No. Now was no time to start the blame game. This was their marriage, so it was their problem.
Maybe she needed to start thinking even farther outside the box to satisfy them both and keep him in her life. There was always a solution. If she couldn’t find one, it was usually because she wasn’t looking at the problem from the right angle.
Neve rallied herself, the way she had since her older brother first told her girls couldn’t be mad scientists. She’d come to Arcanium for fun. There was no reason to stop that now just because of a little fight.
There was already someone in the tent when she went back around, so she turtled herself in her lovely, warm scarf and waited, watching one of the guests at the picnic table try a fried grasshopper. Amusement eased her tension.
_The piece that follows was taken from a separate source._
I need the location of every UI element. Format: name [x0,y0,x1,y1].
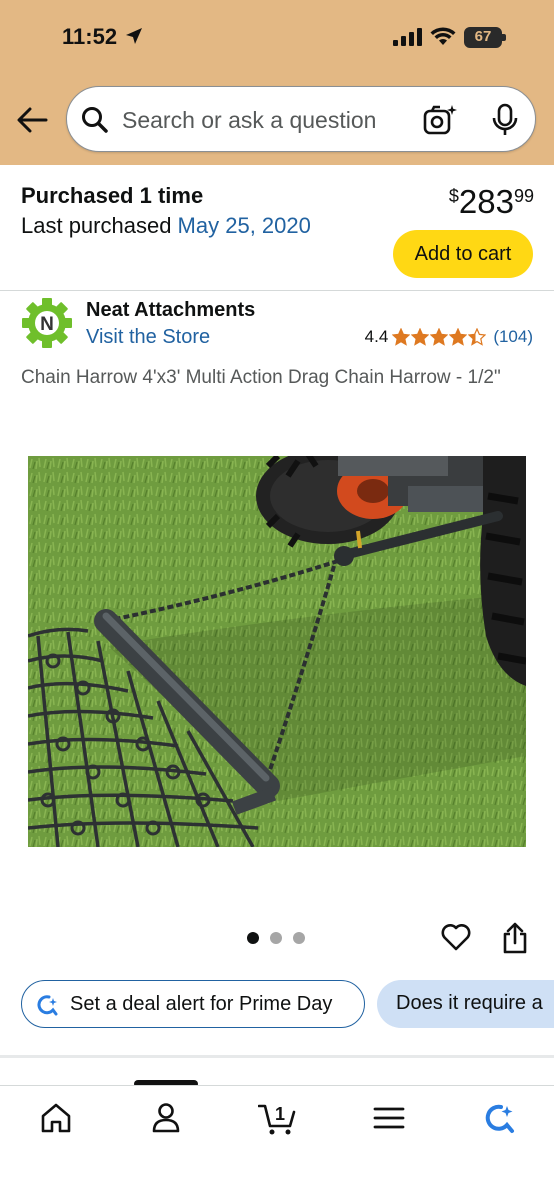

A couple stepped out of the tent with matching expressions of wonder and bafflement. That probably spoke well of this particular fortune teller. She wasn’t sure how she felt about the whole flimflam profession, but they were an amusing diversion to challenge her mind, and a good fortune teller, like a good magician, always kept her guessing. Knowing the trick just wasn’t as fun these days, although she’d loved solving the mysteries as a kid.
“Do come in,” a male voice called from inside the tent. “I have my own space heater. I think you’ll appreciate it.”